A défaut d’information préalable du salarié ou du CSE, un dispositif de vidéosurveillance est illicite. Toutefois, la preuve ainsi obtenue ne doit pas nécessairement être écartée des débats.
Soc. 10 novembre 2021, n° 20-12.263
Depuis l’arrêt Manfrini (n° 17-19.523) et Petit Bateau (n° 19-12.058) rendu en 2020, la Cour de cassation entend mieux distinguer la question de la validité d’un dispositif de surveillance et celle de la recevabilité d’un élément probatoire. L’arrêt du 10 novembre 2021 synthétise le raisonnement juridique auquel doivent se livrer les juges du fond (ou les étudiants lors d’un cas pratique).
En l’espèce, une salariée, caissière dans une pharmacie est licenciée pour faute grave en raison d’importantes irrégularités en caisse (enregistrement manuel de quantité de produits inférieure à celle réellement vendue ou indication d’un prix inférieur au prix de vente). La matérialité des faits est corroborée par un dispositif de vidéosurveillance mis en place par l’employeur.
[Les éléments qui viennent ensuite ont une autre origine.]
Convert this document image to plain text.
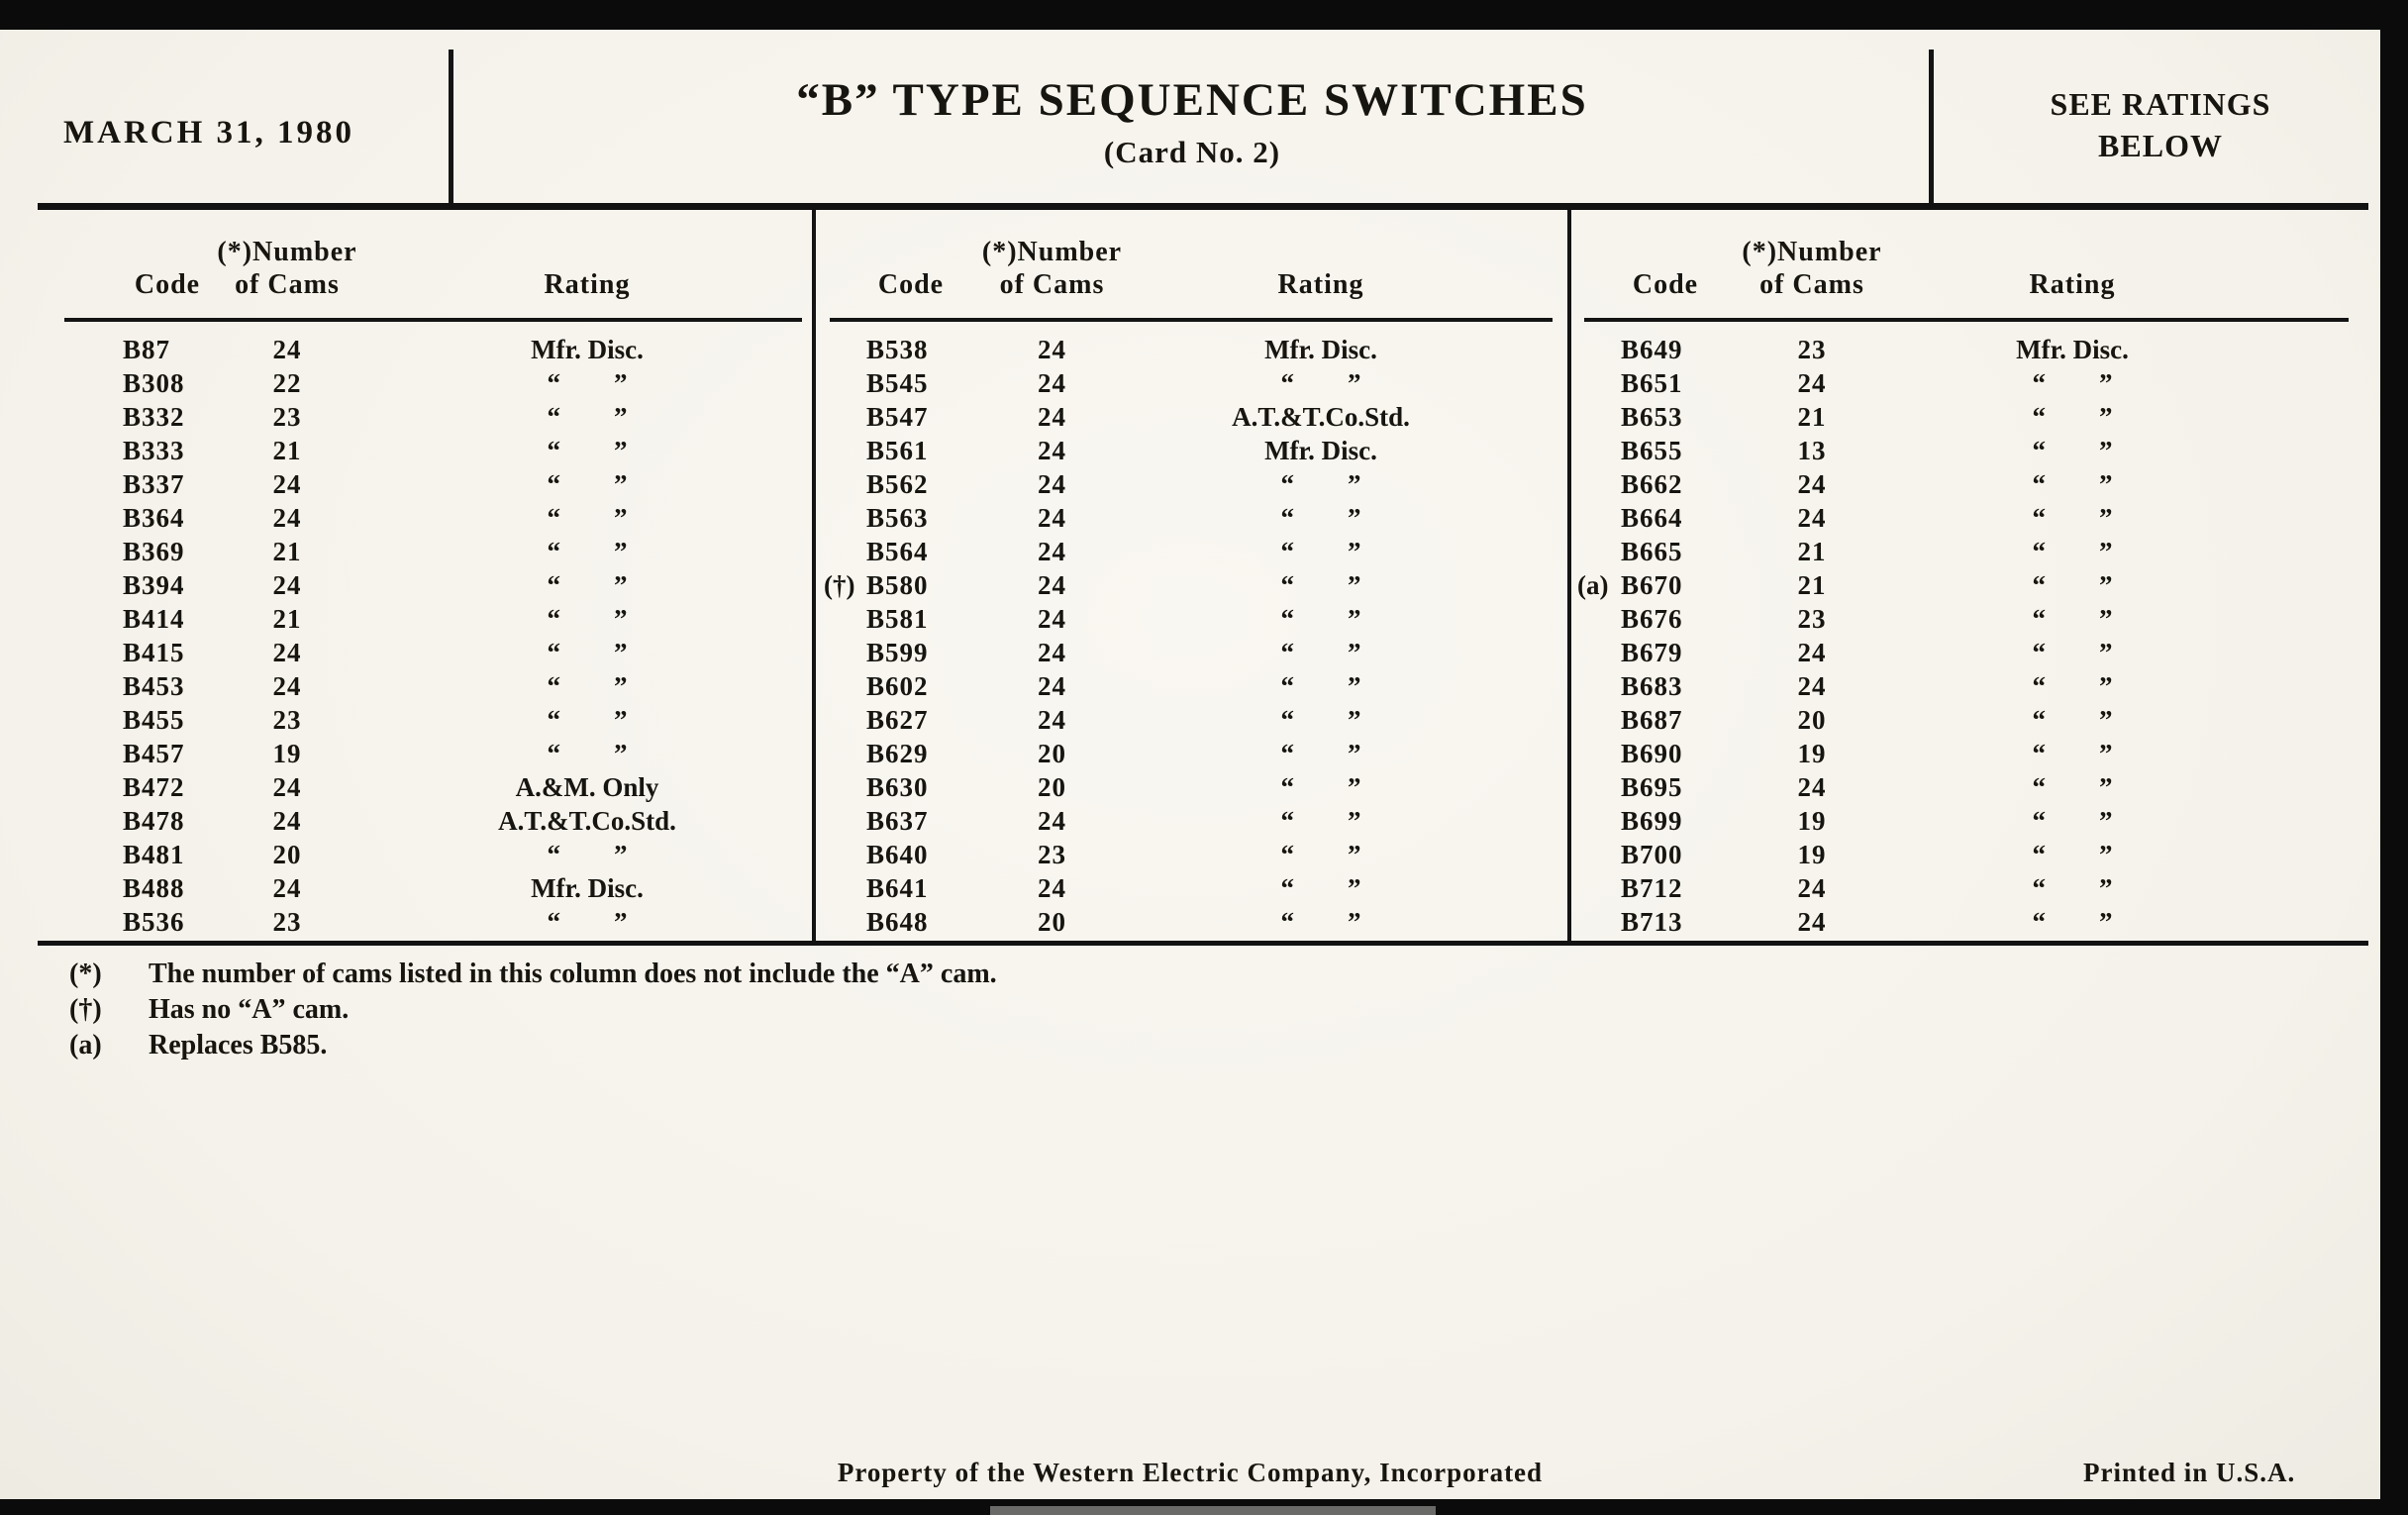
MARCH 31, 1980
“B” TYPE SEQUENCE SWITCHES
(Card No. 2)
SEE RATINGS
BELOW
Code
(*)Number
of Cams	Rating
B87	24	Mfr. Disc.
B308	22	“  ”
B332	23	“  ”
B333	21	“  ”
B337	24	“  ”
B364	24	“  ”
B369	21	“  ”
B394	24	“  ”
B414	21	“  ”
B415	24	“  ”
B453	24	“  ”
B455	23	“  ”
B457	19	“  ”
B472	24	A.&M. Only
B478	24	A.T.&T.Co.Std.
B481	20	“  ”
B488	24	Mfr. Disc.
B536	23	“  ”
Code
(*)Number
of Cams	Rating
B538	24	Mfr. Disc.
B545	24	“  ”
B547	24	A.T.&T.Co.Std.
B561	24	Mfr. Disc.
B562	24	“  ”
B563	24	“  ”
B564	24	“  ”
(†) B580	24	“  ”
B581	24	“  ”
B599	24	“  ”
B602	24	“  ”
B627	24	“  ”
B629	20	“  ”
B630	20	“  ”
B637	24	“  ”
B640	23	“  ”
B641	24	“  ”
B648	20	“  ”
Code
(*)Number
of Cams	Rating
B649	23	Mfr. Disc.
B651	24	“  ”
B653	21	“  ”
B655	13	“  ”
B662	24	“  ”
B664	24	“  ”
B665	21	“  ”
(a) B670	21	“  ”
B676	23	“  ”
B679	24	“  ”
B683	24	“  ”
B687	20	“  ”
B690	19	“  ”
B695	24	“  ”
B699	19	“  ”
B700	19	“  ”
B712	24	“  ”
B713	24	“  ”
(*)	The number of cams listed in this column does not include the “A” cam.
(†)	Has no “A” cam.
(a)	Replaces B585.
Property of the Western Electric Company, Incorporated	Printed in U.S.A.
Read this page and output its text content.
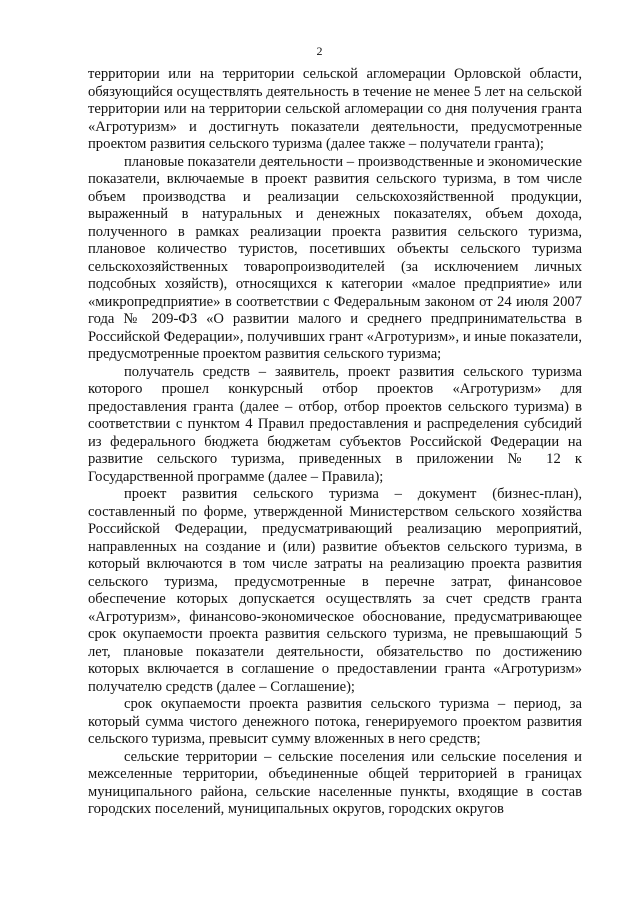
2

территории или на территории сельской агломерации Орловской области, обязующийся осуществлять деятельность в течение не менее 5 лет на сельской территории или на территории сельской агломерации со дня получения гранта «Агротуризм» и достигнуть показатели деятельности, предусмотренные проектом развития сельского туризма (далее также – получатели гранта);

плановые показатели деятельности – производственные и экономические показатели, включаемые в проект развития сельского туризма, в том числе объем производства и реализации сельскохозяйственной продукции, выраженный в натуральных и денежных показателях, объем дохода, полученного в рамках реализации проекта развития сельского туризма, плановое количество туристов, посетивших объекты сельского туризма сельскохозяйственных товаропроизводителей (за исключением личных подсобных хозяйств), относящихся к категории «малое предприятие» или «микропредприятие» в соответствии с Федеральным законом от 24 июля 2007 года № 209-ФЗ «О развитии малого и среднего предпринимательства в Российской Федерации», получивших грант «Агротуризм», и иные показатели, предусмотренные проектом развития сельского туризма;

получатель средств – заявитель, проект развития сельского туризма которого прошел конкурсный отбор проектов «Агротуризм» для предоставления гранта (далее – отбор, отбор проектов сельского туризма) в соответствии с пунктом 4 Правил предоставления и распределения субсидий из федерального бюджета бюджетам субъектов Российской Федерации на развитие сельского туризма, приведенных в приложении № 12 к Государственной программе (далее – Правила);

проект развития сельского туризма – документ (бизнес-план), составленный по форме, утвержденной Министерством сельского хозяйства Российской Федерации, предусматривающий реализацию мероприятий, направленных на создание и (или) развитие объектов сельского туризма, в который включаются в том числе затраты на реализацию проекта развития сельского туризма, предусмотренные в перечне затрат, финансовое обеспечение которых допускается осуществлять за счет средств гранта «Агротуризм», финансово-экономическое обоснование, предусматривающее срок окупаемости проекта развития сельского туризма, не превышающий 5 лет, плановые показатели деятельности, обязательство по достижению которых включается в соглашение о предоставлении гранта «Агротуризм» получателю средств (далее – Соглашение);

срок окупаемости проекта развития сельского туризма – период, за который сумма чистого денежного потока, генерируемого проектом развития сельского туризма, превысит сумму вложенных в него средств;

сельские территории – сельские поселения или сельские поселения и межселенные территории, объединенные общей территорией в границах муниципального района, сельские населенные пункты, входящие в состав городских поселений, муниципальных округов, городских округов
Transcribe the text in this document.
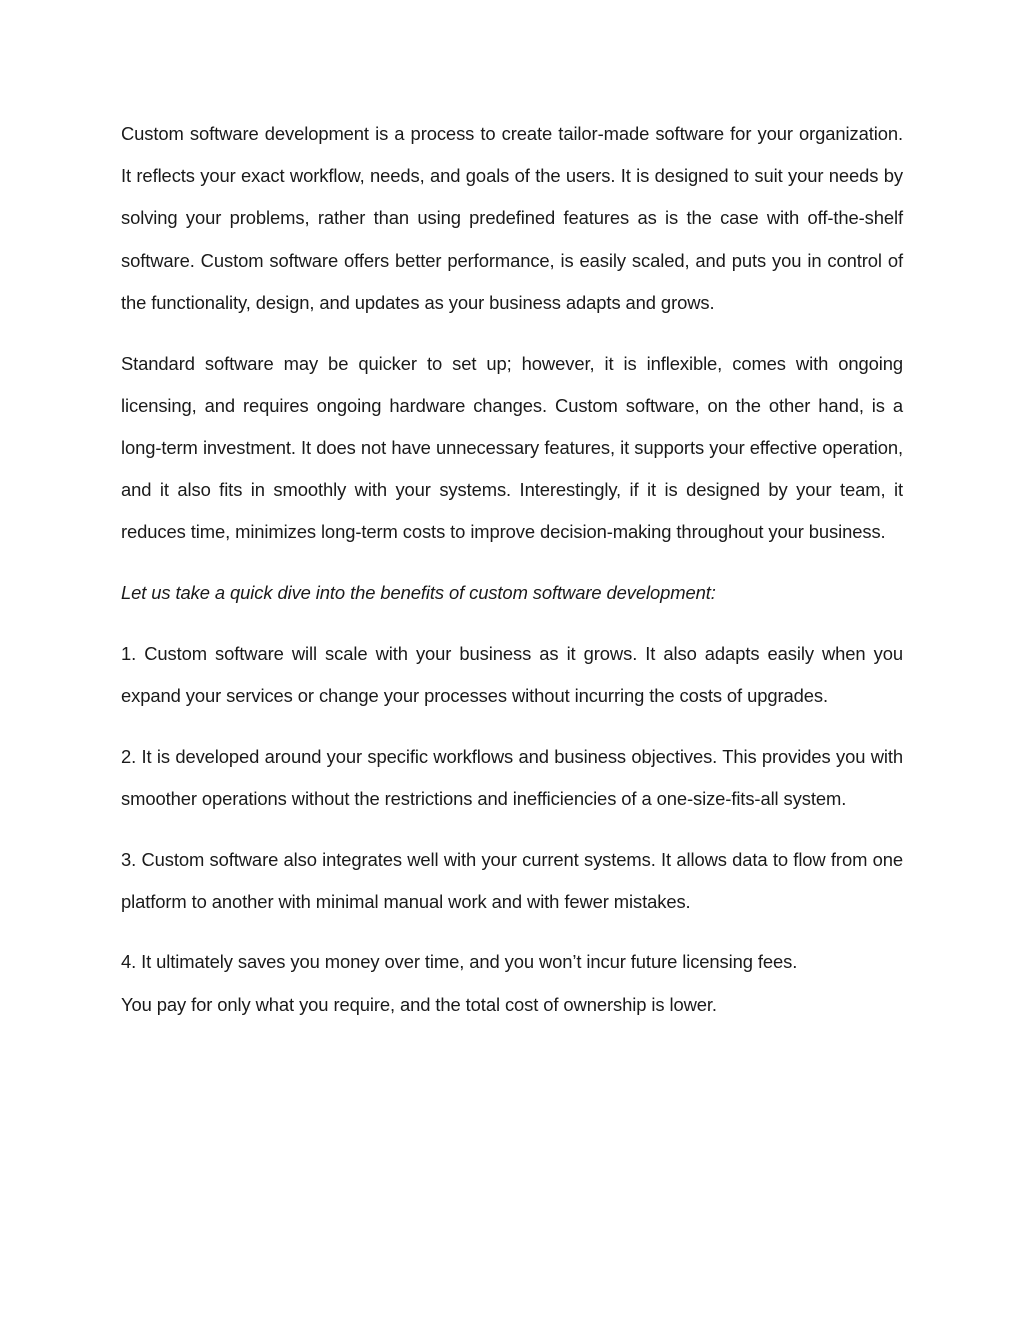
Custom software development is a process to create tailor-made software for your organization. It reflects your exact workflow, needs, and goals of the users. It is designed to suit your needs by solving your problems, rather than using predefined features as is the case with off-the-shelf software. Custom software offers better performance, is easily scaled, and puts you in control of the functionality, design, and updates as your business adapts and grows.

Standard software may be quicker to set up; however, it is inflexible, comes with ongoing licensing, and requires ongoing hardware changes. Custom software, on the other hand, is a long-term investment. It does not have unnecessary features, it supports your effective operation, and it also fits in smoothly with your systems. Interestingly, if it is designed by your team, it reduces time, minimizes long-term costs to improve decision-making throughout your business.

Let us take a quick dive into the benefits of custom software development:

1. Custom software will scale with your business as it grows. It also adapts easily when you expand your services or change your processes without incurring the costs of upgrades.

2. It is developed around your specific workflows and business objectives. This provides you with smoother operations without the restrictions and inefficiencies of a one-size-fits-all system.

3. Custom software also integrates well with your current systems. It allows data to flow from one platform to another with minimal manual work and with fewer mistakes.

4. It ultimately saves you money over time, and you won’t incur future licensing fees.
You pay for only what you require, and the total cost of ownership is lower.
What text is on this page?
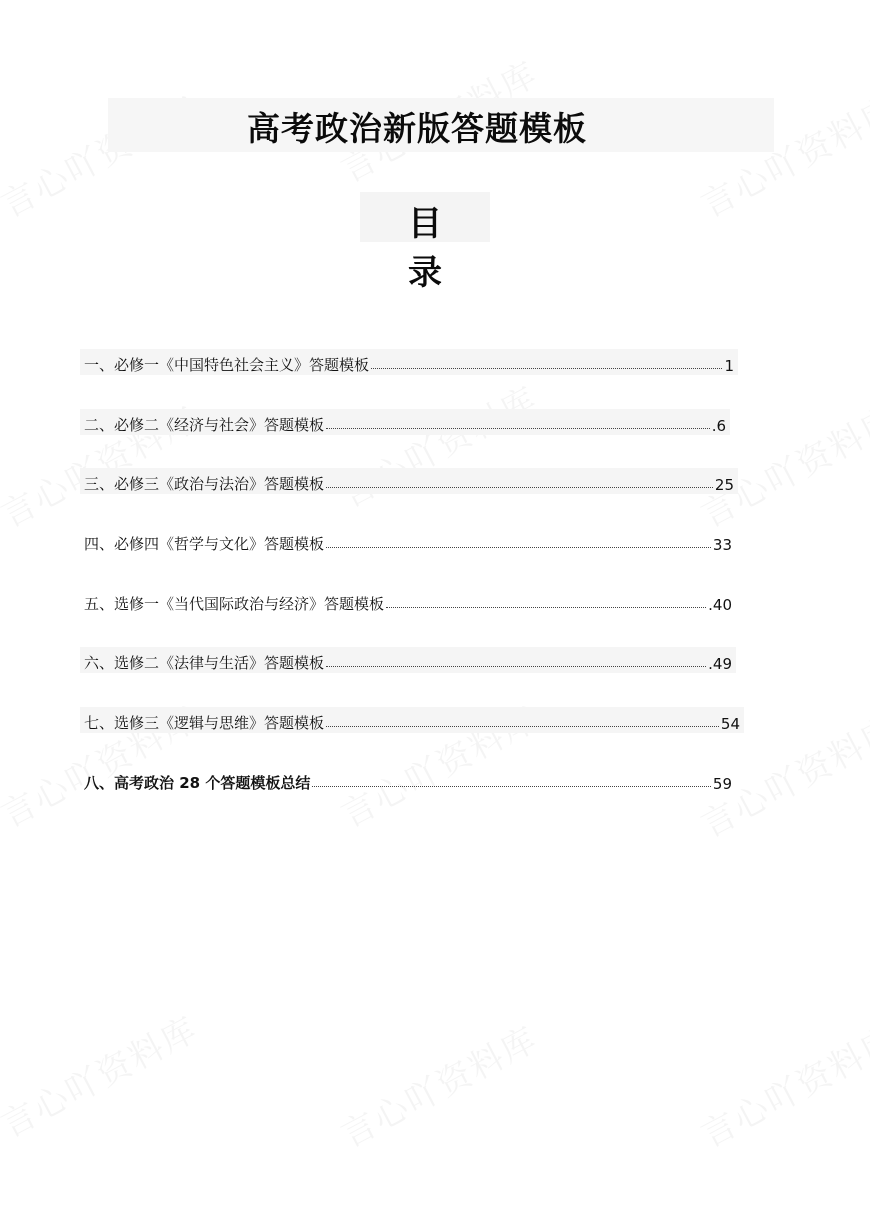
高考政治新版答题模板
目录
一、必修一《中国特色社会主义》答题模板	1
二、必修二《经济与社会》答题模板	.6
三、必修三《政治与法治》答题模板	25
四、必修四《哲学与文化》答题模板	33
五、选修一《当代国际政治与经济》答题模板	.40
六、选修二《法律与生活》答题模板	.49
七、选修三《逻辑与思维》答题模板	54
八、高考政治 28 个答题模板总结	59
Contestant la recevabilité des preuves ainsi obtenues, la salariée estime que l’employeur n’établit pas avec certitude qu’elle est l’autrice des faits et par conséquent que son licenciement est sans cause réelle et sérieuse. Elle est pourtant déboutée par la cour d’appel. Relevant que la loi du 21 janvier 1995 autorise l’utilisation de système de vidéosurveillance dans les lieux ouverts au public, les juges du fond en déduisent la licéité de la preuve et retiennent la faute grave.
L’arrêt est cassé au visa de la loi informatique et liberté de 1978, l’article L. 442-6 du Code du travail applicable à Mayotte (équivalent à l’art. L. 2312-38 C. trav.) et les articles 6 et 8 de la Convention de sauvegarde des droits de l’homme et des libertés fondamentales. La Cour régulatrice explicite ensuite le raisonnement en deux temps auquel devait se livrer les juges du fond.
■ Le contrôle de la licéité du dispositif de surveillance
L’employeur a le pouvoir de surveiller l’activité de ses salariés mais il n’est pas libre d’utiliser tous les moyens qu’il estime efficace. Il doit en particulier respecter une exigence de transparence. Celle-ci résulte de diverses règles : la loi du 6 janvier 1978 et plus récemment le règlement européen sur la protection des données (règlement UE 2016/679 du 27 avr. 2016 dit « RGDP ») exigent que les salariés aient connaissance de différentes informations préalablement à la mise en œuvre d’un traitement de données à caractère personnel ( notamment l’identité du responsable du traitement, la finalité poursuivie, les destinataires des données, le droit d’accès, le droit de rectification, le droit d’opposition). Le Code du travail impose également une information préalable du CSE (art. L. 2312-38) et du salarié concernant les dispositifs de contrôle de l’activité (art. L. 1222-4). Par ailleurs, lorsque le dispositif de surveillance affecte les droits ou libertés, l’employeur doit être en mesure de justifier sa mesure par un objectif légitime et démontrer qu’elle reste proportionnée au but recherché (art. L. 1121-1).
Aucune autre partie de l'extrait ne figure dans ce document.